The true identity of "Walter" has never been discovered for certain. The most frequently cited likely author is Henry Spencer Ashbee (21 April 1834 – 29 July 1900), a book collector, writer, and bibliographer notable as an early authority on erotic literature. If Ashbee was not the actual author, he may well have been the compiler of the work's lengthy and extremely detailed index, and have provided other editorial assistance and help in getting the book into print.

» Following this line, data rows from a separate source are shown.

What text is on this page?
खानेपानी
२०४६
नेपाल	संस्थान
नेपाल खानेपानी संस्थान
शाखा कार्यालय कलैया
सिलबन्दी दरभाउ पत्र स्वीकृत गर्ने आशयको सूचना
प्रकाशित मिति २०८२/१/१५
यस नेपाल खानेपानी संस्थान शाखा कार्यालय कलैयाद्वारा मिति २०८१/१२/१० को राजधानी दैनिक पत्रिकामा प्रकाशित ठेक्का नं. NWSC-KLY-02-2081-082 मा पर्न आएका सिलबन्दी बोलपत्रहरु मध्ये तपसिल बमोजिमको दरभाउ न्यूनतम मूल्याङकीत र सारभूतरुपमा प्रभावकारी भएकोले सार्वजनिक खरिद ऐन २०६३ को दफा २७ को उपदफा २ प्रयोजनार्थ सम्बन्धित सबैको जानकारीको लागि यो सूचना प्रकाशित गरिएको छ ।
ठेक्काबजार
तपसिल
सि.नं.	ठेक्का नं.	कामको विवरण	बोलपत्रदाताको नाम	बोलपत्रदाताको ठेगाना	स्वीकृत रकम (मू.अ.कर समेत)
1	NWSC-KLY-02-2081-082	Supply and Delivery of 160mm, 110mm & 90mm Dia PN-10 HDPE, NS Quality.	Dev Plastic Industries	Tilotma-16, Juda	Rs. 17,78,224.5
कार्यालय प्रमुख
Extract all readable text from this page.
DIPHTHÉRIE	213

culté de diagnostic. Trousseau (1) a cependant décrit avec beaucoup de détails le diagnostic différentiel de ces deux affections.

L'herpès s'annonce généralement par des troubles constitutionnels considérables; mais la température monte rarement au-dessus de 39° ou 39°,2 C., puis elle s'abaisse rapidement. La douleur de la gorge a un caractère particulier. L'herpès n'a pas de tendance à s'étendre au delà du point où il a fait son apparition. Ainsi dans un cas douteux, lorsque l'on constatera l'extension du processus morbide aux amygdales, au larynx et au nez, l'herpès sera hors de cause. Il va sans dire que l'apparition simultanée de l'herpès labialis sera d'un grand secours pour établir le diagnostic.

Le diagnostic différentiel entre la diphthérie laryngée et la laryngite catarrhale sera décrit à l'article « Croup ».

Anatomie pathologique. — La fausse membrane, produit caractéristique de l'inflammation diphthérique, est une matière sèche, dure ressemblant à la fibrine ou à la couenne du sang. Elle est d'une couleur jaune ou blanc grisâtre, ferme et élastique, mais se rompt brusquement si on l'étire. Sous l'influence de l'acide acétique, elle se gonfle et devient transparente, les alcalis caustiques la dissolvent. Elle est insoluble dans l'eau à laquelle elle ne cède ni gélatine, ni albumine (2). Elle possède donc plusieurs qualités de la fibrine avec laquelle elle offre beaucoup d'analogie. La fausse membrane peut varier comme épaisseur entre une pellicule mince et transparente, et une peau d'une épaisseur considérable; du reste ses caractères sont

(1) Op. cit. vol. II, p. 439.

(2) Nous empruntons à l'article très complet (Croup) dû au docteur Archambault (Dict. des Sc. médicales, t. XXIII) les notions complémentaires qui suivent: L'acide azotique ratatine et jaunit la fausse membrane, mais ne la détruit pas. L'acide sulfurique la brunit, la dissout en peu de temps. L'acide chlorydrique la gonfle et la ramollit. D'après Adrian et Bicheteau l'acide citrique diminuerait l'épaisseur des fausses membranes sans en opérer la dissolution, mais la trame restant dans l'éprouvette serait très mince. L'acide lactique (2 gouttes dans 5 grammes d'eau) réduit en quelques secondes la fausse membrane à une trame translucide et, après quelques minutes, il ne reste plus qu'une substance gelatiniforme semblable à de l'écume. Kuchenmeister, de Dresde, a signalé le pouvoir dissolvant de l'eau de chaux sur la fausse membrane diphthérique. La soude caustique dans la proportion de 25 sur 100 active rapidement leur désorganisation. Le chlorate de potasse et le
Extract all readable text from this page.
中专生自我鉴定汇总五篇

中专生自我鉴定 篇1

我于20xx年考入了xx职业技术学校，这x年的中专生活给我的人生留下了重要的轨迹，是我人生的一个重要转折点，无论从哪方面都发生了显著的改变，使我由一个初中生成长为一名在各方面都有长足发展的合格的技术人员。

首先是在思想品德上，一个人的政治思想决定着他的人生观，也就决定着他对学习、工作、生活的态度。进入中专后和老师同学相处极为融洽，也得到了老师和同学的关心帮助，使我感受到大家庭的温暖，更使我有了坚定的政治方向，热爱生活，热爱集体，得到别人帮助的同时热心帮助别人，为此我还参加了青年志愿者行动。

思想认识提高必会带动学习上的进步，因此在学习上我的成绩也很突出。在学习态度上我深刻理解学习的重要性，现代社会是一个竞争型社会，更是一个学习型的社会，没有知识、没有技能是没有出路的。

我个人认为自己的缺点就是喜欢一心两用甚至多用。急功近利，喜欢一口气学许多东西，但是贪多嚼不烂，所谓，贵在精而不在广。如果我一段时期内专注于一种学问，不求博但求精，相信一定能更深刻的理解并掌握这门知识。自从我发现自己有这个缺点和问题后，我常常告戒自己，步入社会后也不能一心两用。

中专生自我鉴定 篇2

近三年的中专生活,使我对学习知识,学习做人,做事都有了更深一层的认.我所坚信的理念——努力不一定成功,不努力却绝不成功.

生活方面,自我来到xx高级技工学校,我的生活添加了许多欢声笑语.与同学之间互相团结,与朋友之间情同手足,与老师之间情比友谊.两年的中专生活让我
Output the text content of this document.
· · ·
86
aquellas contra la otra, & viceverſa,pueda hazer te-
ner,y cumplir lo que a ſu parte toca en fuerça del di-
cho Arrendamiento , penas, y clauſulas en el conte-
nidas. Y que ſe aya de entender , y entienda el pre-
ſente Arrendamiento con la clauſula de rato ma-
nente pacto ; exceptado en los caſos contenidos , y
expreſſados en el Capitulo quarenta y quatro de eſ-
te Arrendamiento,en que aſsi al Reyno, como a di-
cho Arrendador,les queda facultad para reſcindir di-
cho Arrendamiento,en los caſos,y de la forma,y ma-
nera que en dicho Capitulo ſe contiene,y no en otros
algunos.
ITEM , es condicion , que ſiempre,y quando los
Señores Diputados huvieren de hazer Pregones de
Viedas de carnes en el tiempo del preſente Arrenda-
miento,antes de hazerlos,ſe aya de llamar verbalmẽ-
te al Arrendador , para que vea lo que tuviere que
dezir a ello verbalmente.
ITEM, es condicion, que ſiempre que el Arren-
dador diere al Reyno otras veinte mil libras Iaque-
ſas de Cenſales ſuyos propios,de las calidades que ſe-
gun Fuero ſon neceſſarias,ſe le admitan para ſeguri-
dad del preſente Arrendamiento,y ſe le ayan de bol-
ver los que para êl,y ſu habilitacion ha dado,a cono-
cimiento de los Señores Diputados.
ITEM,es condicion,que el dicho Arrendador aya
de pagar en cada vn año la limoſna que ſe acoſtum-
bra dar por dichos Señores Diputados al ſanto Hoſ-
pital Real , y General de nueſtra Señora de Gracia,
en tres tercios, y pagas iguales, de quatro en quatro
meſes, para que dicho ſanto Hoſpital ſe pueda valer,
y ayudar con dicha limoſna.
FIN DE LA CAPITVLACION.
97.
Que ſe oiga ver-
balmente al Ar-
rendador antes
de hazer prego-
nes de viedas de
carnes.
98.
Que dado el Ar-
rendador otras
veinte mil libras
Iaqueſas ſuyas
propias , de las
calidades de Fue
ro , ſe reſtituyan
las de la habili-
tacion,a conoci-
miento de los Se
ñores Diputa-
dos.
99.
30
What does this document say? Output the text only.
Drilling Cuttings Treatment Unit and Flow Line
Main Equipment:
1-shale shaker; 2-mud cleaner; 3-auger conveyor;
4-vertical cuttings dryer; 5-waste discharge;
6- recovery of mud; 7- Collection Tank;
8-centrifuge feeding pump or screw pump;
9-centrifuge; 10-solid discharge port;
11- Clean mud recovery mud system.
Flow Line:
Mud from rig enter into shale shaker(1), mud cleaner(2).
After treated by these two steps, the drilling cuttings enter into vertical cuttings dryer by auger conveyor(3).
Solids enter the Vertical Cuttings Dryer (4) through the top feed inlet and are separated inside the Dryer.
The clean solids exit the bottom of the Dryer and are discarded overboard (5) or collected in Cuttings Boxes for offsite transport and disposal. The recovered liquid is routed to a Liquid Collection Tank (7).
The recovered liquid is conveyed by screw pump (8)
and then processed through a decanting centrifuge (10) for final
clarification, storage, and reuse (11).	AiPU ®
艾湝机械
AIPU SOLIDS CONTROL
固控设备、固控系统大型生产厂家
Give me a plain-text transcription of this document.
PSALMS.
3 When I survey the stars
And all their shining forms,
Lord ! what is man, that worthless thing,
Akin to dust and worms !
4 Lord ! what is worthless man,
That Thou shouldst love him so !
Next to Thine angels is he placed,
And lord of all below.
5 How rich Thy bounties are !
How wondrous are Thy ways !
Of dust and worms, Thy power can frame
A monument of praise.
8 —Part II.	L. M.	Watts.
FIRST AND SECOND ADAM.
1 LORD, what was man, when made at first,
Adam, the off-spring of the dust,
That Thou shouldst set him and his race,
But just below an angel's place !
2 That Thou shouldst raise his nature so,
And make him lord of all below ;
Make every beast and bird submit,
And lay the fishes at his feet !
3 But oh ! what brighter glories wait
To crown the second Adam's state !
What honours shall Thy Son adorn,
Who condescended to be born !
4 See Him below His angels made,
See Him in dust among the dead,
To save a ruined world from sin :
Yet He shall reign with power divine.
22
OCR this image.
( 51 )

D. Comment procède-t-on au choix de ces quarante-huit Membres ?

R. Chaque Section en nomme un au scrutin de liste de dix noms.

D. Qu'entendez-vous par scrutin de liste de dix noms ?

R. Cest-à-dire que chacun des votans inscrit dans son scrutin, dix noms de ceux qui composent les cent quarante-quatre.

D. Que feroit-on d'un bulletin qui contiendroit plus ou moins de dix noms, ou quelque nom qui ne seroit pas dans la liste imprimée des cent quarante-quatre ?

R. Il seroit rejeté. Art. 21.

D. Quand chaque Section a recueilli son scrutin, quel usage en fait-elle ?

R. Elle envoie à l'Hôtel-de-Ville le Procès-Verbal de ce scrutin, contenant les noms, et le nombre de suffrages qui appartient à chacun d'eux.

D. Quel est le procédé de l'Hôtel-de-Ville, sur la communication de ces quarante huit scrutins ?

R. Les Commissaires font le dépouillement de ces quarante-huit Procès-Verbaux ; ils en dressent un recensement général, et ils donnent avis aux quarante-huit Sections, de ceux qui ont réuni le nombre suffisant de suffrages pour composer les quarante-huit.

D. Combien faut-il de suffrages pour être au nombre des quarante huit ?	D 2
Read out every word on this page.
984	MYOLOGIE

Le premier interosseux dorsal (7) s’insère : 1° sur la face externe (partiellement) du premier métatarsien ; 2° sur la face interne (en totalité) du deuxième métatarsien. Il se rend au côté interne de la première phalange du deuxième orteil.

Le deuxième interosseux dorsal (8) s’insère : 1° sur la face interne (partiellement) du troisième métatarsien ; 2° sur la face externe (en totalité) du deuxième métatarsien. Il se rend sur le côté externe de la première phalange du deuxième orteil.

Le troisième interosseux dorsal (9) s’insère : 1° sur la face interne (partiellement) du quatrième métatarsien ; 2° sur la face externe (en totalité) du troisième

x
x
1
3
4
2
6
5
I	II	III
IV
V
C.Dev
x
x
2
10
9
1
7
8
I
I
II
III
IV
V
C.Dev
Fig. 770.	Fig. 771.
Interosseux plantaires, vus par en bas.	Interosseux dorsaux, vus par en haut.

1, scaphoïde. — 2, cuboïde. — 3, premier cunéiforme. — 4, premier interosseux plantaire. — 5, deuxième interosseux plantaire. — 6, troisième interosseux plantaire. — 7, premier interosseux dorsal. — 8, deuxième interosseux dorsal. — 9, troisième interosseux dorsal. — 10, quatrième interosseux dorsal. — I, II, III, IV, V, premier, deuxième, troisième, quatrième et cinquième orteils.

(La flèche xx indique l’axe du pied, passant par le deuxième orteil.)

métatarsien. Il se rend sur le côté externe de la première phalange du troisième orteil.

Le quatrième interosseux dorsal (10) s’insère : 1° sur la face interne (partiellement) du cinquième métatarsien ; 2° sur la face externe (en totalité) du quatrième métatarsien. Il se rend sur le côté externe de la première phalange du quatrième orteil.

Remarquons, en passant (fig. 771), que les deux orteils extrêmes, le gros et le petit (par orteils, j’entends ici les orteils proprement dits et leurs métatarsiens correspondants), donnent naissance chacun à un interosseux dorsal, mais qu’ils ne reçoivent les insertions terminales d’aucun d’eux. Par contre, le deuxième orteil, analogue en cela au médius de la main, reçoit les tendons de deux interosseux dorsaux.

Gershon Legman was the first to link "Walter" and Ashbee in his introduction to the 1962 reprints of Ashbee's bibliographies; the 1966 Grove Press edition of My Secret Life included an expanded version of that essay. On the other hand Steven Marcus, in his influential The Other Victorians (1966), concluded that the balance of known facts was against Legman's "shrewd and ingenious guess." Also unconvinced were Phyllis and Eberhard Kronhausen in their detailed study of My Secret Life, Walter the English Casanova (1967).

More recently, however, Ian Gibson's The Erotomaniac: the secret life of Henry Spencer Ashbee (2001, ISBN 0-571-19619-5) provides a detailed review of circumstantial evidence arguing that Ashbee wrote My Secret Life, presumably weaving fantasy and anecdotes from friends in with his own real-life experiences. In May 2000, Channel 4 broadcast a documentary on British TV, Walter: The Secret Life of a Victorian Pornographer, which also claimed that Ashbee was Walter.

Gordon Grimley's introduction to the 1972 edition of "My Secret Life" is sceptical of Ashbee's candidacy as the main author and makes a case for William Simpson Potter, a known associate of Ashbee's. According to Ashbee Potter was involved in authoring The Romance of Lust, an erotic work centred on incest and a range of sexual encounters.